Nematostella vectensis , a research model to assess the relationship between embryonic development and regeneration. (a) General anatomy of the sea anemone Nematostella. The body of this small anthozoan cnidarian (<5 cm) is organized along an oral/aboral axis. The oral region is formed by tentacles (ten) that surround the mouth (*) and a pharynx (pha). The body column (bco) contains internal structures called mesenteries (mes) that end at the aboral most region with the so-called physa (phy). (b) Schematic representation of the phylogenetic position of cnidarians (including Nematostella, indicated in orange) within the metazoan tree of life. (c) Confocal images (phalloidin/actin filaments in black, DAPI/nuclei in red) of representative stages of Nematostella embryonic development and regeneration. Depicted below are the time points for which published RNAseq samples [1,2,3] are present in the NvERTx database

More recently, Nematostella is emerging as a powerful and complementary whole-body regeneration model, as it is able to regrow missing body parts within days after amputation [14,15,16,17,18]. In combination with its historical use as an embryogenesis research model, Nematostella is thus very well suited to compare embryonic development and whole-body regeneration within the same organism [3, 17, 19]. This is particularly convenient not only to determine to what extent regeneration recapitulates the gene regulatory program deployed during embryonic development—addressing one of the long-lasting questions in regeneration biology [20], but importantly to highlight if regeneration is controlled by specific toolkits only present in differentiated tissues.

Several studies have performed global gene expression analysis during embryonic development [1,2,3, 6, 21] or regeneration [3, 22]. In the present chapter, we describe the methods we used to create NvERTx, a gene expression database for comparing embryonic development and regeneration gene expression data in Nematostella vectensis [3, 23]. This database features transcriptomic data combining 22 time points during embryonic development and 16 time points during regeneration (Fig. 1c). In addition, we have developed a web interface to facilitate the manipulation of the data contained in this database . This website simplifies data mining and can generate some figures such as graphs to compare groups of sequences. This interface also integrates various common online tools like Blast to retrieve all transcripts homologous for a given sequence entered by the user. Building such in silico tool is a mean to make RNAseq data accessible to the larger scientific community and enable additional usage of the vast amount of data that were initially produced for a given scientific question.
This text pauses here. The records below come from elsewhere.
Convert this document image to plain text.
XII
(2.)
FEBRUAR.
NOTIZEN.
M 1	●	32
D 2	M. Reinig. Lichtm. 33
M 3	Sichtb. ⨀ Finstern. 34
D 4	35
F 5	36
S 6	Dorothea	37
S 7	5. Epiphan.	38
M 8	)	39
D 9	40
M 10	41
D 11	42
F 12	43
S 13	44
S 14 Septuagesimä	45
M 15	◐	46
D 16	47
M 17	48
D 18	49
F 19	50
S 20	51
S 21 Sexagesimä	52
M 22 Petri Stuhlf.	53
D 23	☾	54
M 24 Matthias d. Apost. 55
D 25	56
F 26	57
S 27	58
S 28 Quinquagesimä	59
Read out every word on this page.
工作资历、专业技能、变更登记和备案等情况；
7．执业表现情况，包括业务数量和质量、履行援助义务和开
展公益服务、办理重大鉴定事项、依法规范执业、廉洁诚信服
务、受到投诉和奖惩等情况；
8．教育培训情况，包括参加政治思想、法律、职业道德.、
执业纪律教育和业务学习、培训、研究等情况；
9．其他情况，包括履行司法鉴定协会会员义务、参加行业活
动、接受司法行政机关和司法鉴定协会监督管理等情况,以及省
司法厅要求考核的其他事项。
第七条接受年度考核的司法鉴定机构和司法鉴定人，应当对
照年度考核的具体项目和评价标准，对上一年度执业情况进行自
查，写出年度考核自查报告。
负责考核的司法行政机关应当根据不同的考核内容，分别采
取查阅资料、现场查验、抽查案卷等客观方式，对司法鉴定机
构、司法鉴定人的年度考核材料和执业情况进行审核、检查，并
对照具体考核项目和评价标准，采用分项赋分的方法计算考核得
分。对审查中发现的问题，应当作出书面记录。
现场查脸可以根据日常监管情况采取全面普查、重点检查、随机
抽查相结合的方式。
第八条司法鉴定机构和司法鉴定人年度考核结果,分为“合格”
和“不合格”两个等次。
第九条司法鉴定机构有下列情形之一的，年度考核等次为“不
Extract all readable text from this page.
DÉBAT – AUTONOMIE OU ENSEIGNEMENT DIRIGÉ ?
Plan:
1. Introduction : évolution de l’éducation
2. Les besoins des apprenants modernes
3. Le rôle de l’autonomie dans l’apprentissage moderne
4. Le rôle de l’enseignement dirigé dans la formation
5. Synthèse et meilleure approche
The workflow presented in this protocol is only a general framework for developing an open-access scientific database . More in-depth knowledge of various aspects of programming and of computer science theory in general might be necessary to implement such tool. Although collaborations will bring together knowledge about the biology to be incorporated and the technology to deploy it online, skills to develop such database can be acquired through a wealth of documentation and literature.

2 Materials

The protocol and material presented here is the one that was used to develop NvERTx, a website to access and mine quantitative transcriptomic data from the sea anemone Nematostella vectensis [3]. The protocol will need to be adapted to develop websites presenting other types of data as well as to take into account the unavoidable evolution of software and data format. Yet, this protocol provides a generic and flexible framework to make data accessible and usable to the larger scientific community. In addition to programming skills, we here detail the basic material/data/tools required for the development of a user-friendly transcriptome data mining website. Data implemented in the developed database and website is assumed existent. Refer to [23] for a recent protocol describing a standard workflow for quantifying and performing initial analysis of next-generation sequencing (NGS) reads from an RNA-seq analysis.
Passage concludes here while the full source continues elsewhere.